Passé quelques tergiversations, décision était enfin prise d’effectuer un départ fictif à Livigno, afin que la municipalité profite un peu après l’argent investi pour accueillir l’événement, puis de partir à 70 kilomètres de là. De fictif il n’y eut pas, les coureurs étant restés dans leur voiture, et après une nouvelle mise en route improbable( tous les coureurs s’abritant sous une station-service en attendant le feu vert), la 16e étape démarra enfin de La as, avec 121 kilomètres à avaler en deux parties: 80 kilomètres légèrement descendants puis 40 à monter.

La suite? Elle fut beaucoup plus classique. Quatre hommes échappés, parmi lesquels Julian Alaphilippe et l’Italien Mirco Maestri, qui l’avait aidé dans son entreprise victorieuse la semaine dernière. Les Movistar qui font n’importe quoi derrière, à rouler en tête de peloton, officiellement car leur leader Einer Rubio (9e du général) se sentait de bonnes jambes, « mais on s’est peut-être un peu précipités » , concédait le Colombien. Et la victoire du maillot rose, presque sans le vouloir. « J’ai attaqué seulement à 1500 mètres de l’arrivée, s’excusait "Pogi’", parti sans même lever les fesses de la selle. On voulait rester relax en donnant du temps à l’échappée, mais si on peut être aidés par d’autres équipes comme Movistar, ça me réjouit. Quand vous sentez la victoire possible, il faut y aller. »
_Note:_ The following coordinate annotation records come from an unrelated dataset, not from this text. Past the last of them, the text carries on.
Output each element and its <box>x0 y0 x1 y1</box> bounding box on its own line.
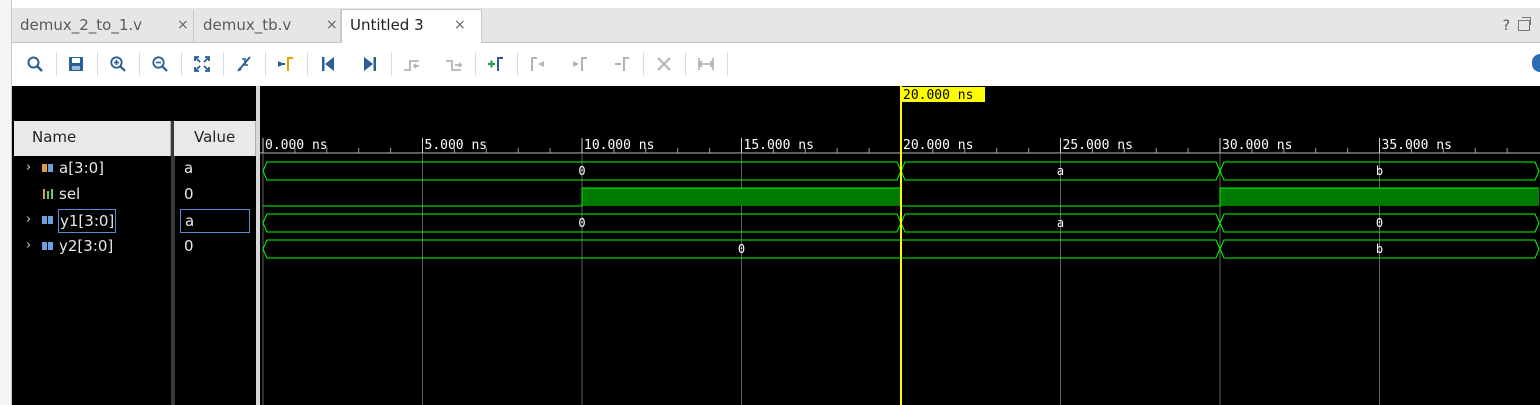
toolbar-separator <box>265 52 266 76</box>
signal-name[interactable]: y2[3:0] <box>58 237 114 255</box>
next-transition-icon <box>441 52 467 76</box>
bit-high-fill <box>1220 188 1539 206</box>
signal-name[interactable]: y1[3:0] <box>58 209 117 233</box>
ruler-tick-label: 0.000 ns <box>265 138 328 153</box>
signal-row-a[interactable]: › a[3:0] a <box>12 157 256 183</box>
close-icon[interactable]: × <box>454 10 466 40</box>
chevron-right-icon[interactable]: › <box>26 160 31 175</box>
toolbar-separator <box>97 52 98 76</box>
go-to-time-zero-icon[interactable] <box>315 52 341 76</box>
waveform-viewer: demux_2_to_1.v × demux_tb.v × Untitled 3… <box>0 0 1540 405</box>
waveform-svg[interactable]: 0.000 ns 5.000 ns 10.000 ns 15.000 ns 20.000… <box>260 86 1540 405</box>
toolbar-separator <box>643 52 644 76</box>
toolbar-separator <box>727 52 728 76</box>
waveform-toolbar <box>12 44 1540 84</box>
editor-tab-bar: demux_2_to_1.v × demux_tb.v × Untitled 3… <box>12 8 1540 43</box>
ruler-tick-label: 5.000 ns <box>425 138 488 153</box>
go-to-cursor-icon[interactable] <box>273 52 299 76</box>
go-to-last-time-icon[interactable] <box>357 52 383 76</box>
zoom-in-icon[interactable] <box>105 52 131 76</box>
swap-cursors-icon <box>609 52 635 76</box>
measure-icon <box>693 52 719 76</box>
toolbar-separator <box>685 52 686 76</box>
time-cursor-label: 20.000 ns <box>903 88 973 103</box>
bus-value-label: a <box>1057 216 1064 230</box>
signal-list-panel: Name Value › a[3:0] a sel 0 › y1[3:0] a … <box>12 86 256 405</box>
bus-value-label: b <box>1376 242 1383 256</box>
settings-gear-icon[interactable] <box>1532 54 1540 72</box>
zoom-fit-icon[interactable] <box>189 52 215 76</box>
toolbar-separator <box>307 52 308 76</box>
bus-signal-icon <box>42 164 53 172</box>
ruler-tick-label: 10.000 ns <box>584 138 654 153</box>
close-icon[interactable]: × <box>177 10 189 40</box>
signal-row-y1[interactable]: › y1[3:0] a <box>12 209 256 235</box>
bus-signal-icon <box>42 216 53 224</box>
waveform-canvas[interactable]: 0.000 ns 5.000 ns 10.000 ns 15.000 ns 20.000… <box>260 86 1540 405</box>
tab-label: demux_tb.v <box>203 16 292 34</box>
signal-value: a <box>180 209 250 233</box>
toolbar-separator <box>181 52 182 76</box>
ruler-tick-label: 25.000 ns <box>1063 138 1133 153</box>
toolbar-separator <box>139 52 140 76</box>
bus-value-label: 0 <box>1376 216 1383 230</box>
ruler-tick-label: 35.000 ns <box>1382 138 1452 153</box>
save-icon[interactable] <box>63 52 89 76</box>
ruler-tick-label: 15.000 ns <box>744 138 814 153</box>
cursor-snap-icon[interactable] <box>231 52 257 76</box>
tab-label: Untitled 3 <box>350 16 424 34</box>
signal-value: 0 <box>184 185 194 203</box>
ruler-tick-label: 20.000 ns <box>903 138 973 153</box>
signal-row-y2[interactable]: › y2[3:0] 0 <box>12 235 256 261</box>
toolbar-separator <box>391 52 392 76</box>
bus-value-label: 0 <box>738 242 745 256</box>
name-column-header[interactable]: Name <box>14 121 171 156</box>
value-column-header[interactable]: Value <box>174 121 256 156</box>
help-icon[interactable]: ? <box>1503 18 1510 34</box>
toolbar-separator <box>223 52 224 76</box>
bit-high-fill <box>582 188 901 206</box>
ruler-tick-label: 30.000 ns <box>1222 138 1292 153</box>
search-icon[interactable] <box>22 52 48 76</box>
chevron-right-icon[interactable]: › <box>26 212 31 227</box>
close-icon[interactable]: × <box>326 10 338 40</box>
toolbar-separator <box>517 52 518 76</box>
zoom-out-icon[interactable] <box>147 52 173 76</box>
next-marker-icon <box>567 52 593 76</box>
bus-value-label: b <box>1376 164 1383 178</box>
bit-signal-icon <box>43 189 53 199</box>
tab-untitled-3[interactable]: Untitled 3 × <box>341 9 482 43</box>
delete-marker-icon <box>651 52 677 76</box>
bus-value-label: 0 <box>578 164 585 178</box>
tab-demux-2-to-1[interactable]: demux_2_to_1.v × <box>12 10 194 43</box>
toolbar-separator <box>475 52 476 76</box>
add-marker-icon[interactable] <box>483 52 509 76</box>
signal-row-sel[interactable]: sel 0 <box>12 183 256 209</box>
signal-name[interactable]: sel <box>58 185 81 203</box>
tab-label: demux_2_to_1.v <box>20 16 143 34</box>
bus-value-label: a <box>1057 164 1064 178</box>
bus-signal-icon <box>42 242 53 250</box>
signal-name[interactable]: a[3:0] <box>58 159 105 177</box>
signal-value: 0 <box>184 237 194 255</box>
left-edge-strip <box>0 0 12 405</box>
signal-value: a <box>184 159 194 177</box>
bus-value-label: 0 <box>578 216 585 230</box>
chevron-right-icon[interactable]: › <box>26 238 31 253</box>
previous-transition-icon <box>399 52 425 76</box>
previous-marker-icon <box>525 52 551 76</box>
tab-demux-tb[interactable]: demux_tb.v × <box>195 10 341 43</box>
toolbar-separator <box>56 52 57 76</box>
restore-window-icon[interactable] <box>1518 17 1531 31</box>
Le Slovène aurait d’abord voulu que son équipier Rafal Majka joue sa carte, avouait le Polonais, mais il a donc cueilli son cinquième bouquet comme un grand, et étalé davantage une domination pas si rare sur un grand Tour (lui-même en 2021, Nibali 2014, ou les années Froome sur le Tour; Roglic sur la Vuelta 2021 pour les exemples récents). Au Giro, aucun coureur n’était parvenu à remporter autant d’étapes, hors sprint massif, depuis José Manuel Fuentes en 1974.
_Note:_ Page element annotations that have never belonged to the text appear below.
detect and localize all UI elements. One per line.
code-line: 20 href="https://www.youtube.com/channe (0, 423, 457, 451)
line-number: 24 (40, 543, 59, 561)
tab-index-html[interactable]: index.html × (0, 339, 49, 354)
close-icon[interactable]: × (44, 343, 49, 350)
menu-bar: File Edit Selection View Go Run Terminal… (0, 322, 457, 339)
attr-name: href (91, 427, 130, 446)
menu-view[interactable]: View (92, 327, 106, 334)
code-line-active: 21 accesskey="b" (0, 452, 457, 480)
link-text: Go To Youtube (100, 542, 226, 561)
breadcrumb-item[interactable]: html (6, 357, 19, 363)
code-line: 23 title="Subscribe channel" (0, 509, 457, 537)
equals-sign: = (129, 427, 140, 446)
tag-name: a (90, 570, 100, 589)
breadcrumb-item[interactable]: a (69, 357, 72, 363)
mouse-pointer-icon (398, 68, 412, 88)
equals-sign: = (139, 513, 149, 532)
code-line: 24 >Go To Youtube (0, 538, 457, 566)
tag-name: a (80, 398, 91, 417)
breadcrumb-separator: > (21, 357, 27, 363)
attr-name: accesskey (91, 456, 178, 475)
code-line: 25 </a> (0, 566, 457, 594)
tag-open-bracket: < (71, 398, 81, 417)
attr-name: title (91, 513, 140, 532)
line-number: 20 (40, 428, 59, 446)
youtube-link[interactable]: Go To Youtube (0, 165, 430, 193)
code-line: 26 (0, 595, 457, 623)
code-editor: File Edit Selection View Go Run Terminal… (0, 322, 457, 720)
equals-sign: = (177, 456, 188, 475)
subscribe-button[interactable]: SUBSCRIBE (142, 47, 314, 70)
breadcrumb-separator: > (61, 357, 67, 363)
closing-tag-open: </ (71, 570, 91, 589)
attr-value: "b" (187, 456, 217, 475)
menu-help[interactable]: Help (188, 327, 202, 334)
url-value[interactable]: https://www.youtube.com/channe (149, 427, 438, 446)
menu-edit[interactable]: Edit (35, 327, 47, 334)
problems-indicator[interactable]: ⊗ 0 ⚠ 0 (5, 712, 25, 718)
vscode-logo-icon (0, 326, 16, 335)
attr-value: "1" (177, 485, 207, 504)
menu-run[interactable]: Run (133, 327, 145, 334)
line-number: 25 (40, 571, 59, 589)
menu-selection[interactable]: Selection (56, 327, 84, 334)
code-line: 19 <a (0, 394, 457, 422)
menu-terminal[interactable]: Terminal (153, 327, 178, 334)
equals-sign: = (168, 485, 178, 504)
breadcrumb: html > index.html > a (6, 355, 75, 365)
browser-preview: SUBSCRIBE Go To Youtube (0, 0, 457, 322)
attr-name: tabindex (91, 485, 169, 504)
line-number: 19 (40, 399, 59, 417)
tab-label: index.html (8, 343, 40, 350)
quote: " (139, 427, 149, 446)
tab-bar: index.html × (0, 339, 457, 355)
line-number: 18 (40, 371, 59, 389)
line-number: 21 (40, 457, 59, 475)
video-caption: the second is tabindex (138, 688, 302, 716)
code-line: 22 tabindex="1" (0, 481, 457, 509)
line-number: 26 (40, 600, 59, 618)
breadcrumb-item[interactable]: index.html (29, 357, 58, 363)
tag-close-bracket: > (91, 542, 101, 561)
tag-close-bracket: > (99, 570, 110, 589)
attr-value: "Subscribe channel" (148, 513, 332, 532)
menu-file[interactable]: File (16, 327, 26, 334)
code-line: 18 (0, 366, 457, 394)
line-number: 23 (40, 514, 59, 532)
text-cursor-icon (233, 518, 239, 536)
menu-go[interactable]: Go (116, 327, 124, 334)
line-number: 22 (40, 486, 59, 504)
Puisque d’autres opportunités s’annoncent, sans doute samedi avec la double ascension du monte Grappa qu’il a ciblée (et il a gagné toutes les étapes qu’il visait, à l’exception de la première à Turin), sa moisson n’est pas forcément terminée. « Peut-être que je ne dois pas chercher trop profond dans mes réserves vu l’avance que j’ai, sauf si je me fais lâcher dès le départ bien sûr, jaugeait-il hier. Je suis une personne qui aime quand les choses sont prévues, je crois que je tiens ça de ma fiancée, qui est très organisée, car je n’étais pas comme ça. Donc j’apprécie quand on suit un plan à la perfection. Mais dans le cyclisme, c’est presque impossible, comme aujourd’hui (hier). » Qu’importe la stratégie, qu’importe la neige, son naturel est revenu et les autres l’ont regardé de loin, comme depuis deux semaines maintenant.